Wednesday, April 20, 2016

Meant To Be by Rosemary Hayes

April 25, 2016 issue

Tagline: Becky believed there was someone out there for her...but she never imagined where she'd meet him!

Observations: I liked this story. That it was centered around Little League is a bit of Americana that is something often welcomed in a Woman's World story. Sometimes reading a Woman's World story is like strolling down Main Street at Disneyland.

This week, I wanted you to notice the transitions--those places where you're fast-forwarding in time to move the story along to the next important part or move from one scene to another. In a Woman's World story, there are no chapter or scene breaks. I learned this the "hard way," when I submitted a story with a double return to indicate a scene break only to find when the published the story, the scene break wasn't there.

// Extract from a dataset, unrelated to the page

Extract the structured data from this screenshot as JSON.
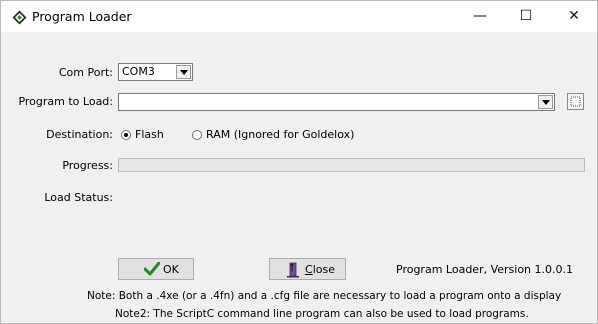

To compensate, you have to work a little harder to get the reader from scene to scene.

Hayes transitions three times.

1. We start with two sisters talking. Becky is going to take her nephew to baseball tryouts. Here's that transition:

The weekend dawned with clear skies and a happy ripple of anticipation.

She mentions that it's the weekend right off the bat, establishing that we've jumped forward in time.

2. Becky is in line to register her nephew and notices the hero for a couple of paragraphs. Then we hit transition number two:

It was only when I was sitting in the stands later, watching all the kids being put through tryouts that I heard a voice next to me.

3. Becky and Andrew introduce themselves and talk in the stands and then...

We spent the next three hours watching the boys, getting hot dogs from the food truck, and enjoying a great conversation.

Notice the time words in each transition - "weekend," "later," and "three hours." Also notice in the first two instances, the transition is settling us into the next scene. It's just to get our brains to jump forward. In the third transition, it's different. Instead of instantaneous time travel, we get a summarizing paragraph in which we're told, not shown, what happens. It's still a fast-forward in time, but with information about what happened. Sort of like the difference between being "beamed" from LA to NY in an instant and taking a supersonic jet and being able to see the scenery pass below you really fast.

Transitions are an essential tool if you want to write these super short stories.

Photo credit: Eastlake Times via Flickr Creative Commons License

2 comments:

Sandy Smith said...

I liked this story. I agree it used transitions well. I also liked the baseball theme. Very all-American.

Pat said...

Thanks for pointing this out, Kate. These are the kinds of notes I make to help improve my WW story submissions.

I loved this story. It had a nice spring touch to it.